Bu yasa; üniversitelerdeki öğrencilere, öğretmenlere ve diğer tüm çalışanlara yönelik ciddi bir saldırı niteliğindedir. Öyle ki; bu yasa öğrenciler ve çalışanlar aleyhinde, bir dava açmak için valiliğe ve üniversite dekanlarına olağanüstü bir baskı gücü devrediyor. 

Devlet bu yasayla, araştırma alanında araç ve maddi kaynakları sınırlandırmanın dışında, geçmişte öğrencilerin eylem ve işgallerle kazandığı hakları ellerinden almak istiyor. Gençliğin dinamizminden çekinen devlet, kampüsleri eylemlere fiili ve yasal olarak yasaklamayı hedefliyor.

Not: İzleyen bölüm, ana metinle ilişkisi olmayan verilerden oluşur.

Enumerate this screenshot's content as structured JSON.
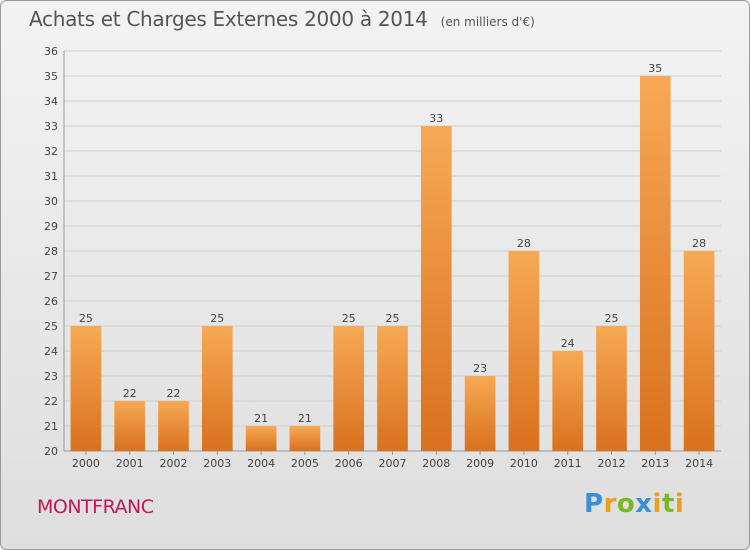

Yasaya karşı tepkiler ve eylemler

Yasanın Ulusal Meclis’te tartışılmaya başlanmasıyla akademiden tepkiler ve eylemler gecikmemişti. 170 araştırmacı-profesör dijital greve çağırarak 13-17 Kasım tarihleri arasında “Siyah ekran” adı altında 5 günlük ekran kapatma eylemi yapmıştı.

17 Kasım’da, Paris’teki Sorbonne Üniversitesi önünde eylem gerçekleştirilmişti. 1.200 kişinin katıldığı eylemde yasadan sorumlu tutulan Bakan Vidal’in istifası da istenmişti. Kitle yürüyüş gerçekleştirmek isteyince, kolluk kuvvetleri üniversite önünü ablukaya alarak, yürüyüş olanağını engellemişti. Bu eylemin dışında ayrıca, 24 Kasım’da Paris başta olmak üzere, Rennes, Toulouse, Strasbourg, Lyon, Brest, Orléans, Nice, Lille, Rouen, Montpellier, Nancy, Grenoble, Poitiers, Saint-Etienne, Nantes, Avignon ve Angers’de de eylemler gerçekleştirildi.

Saldırı yasaları gösterilen tepki ve kitlesel mücadeleyle geri çektirilmiş olsa da Macron yönetimi yasaları “yeniden yazarak” bir kez daha gündeme getirecek. Ülke çapındaki mücadelenin izleyeceği seyir, bu saldırı yasalarının hayata geçirilip geçirilmeyeceğini belirleyecek.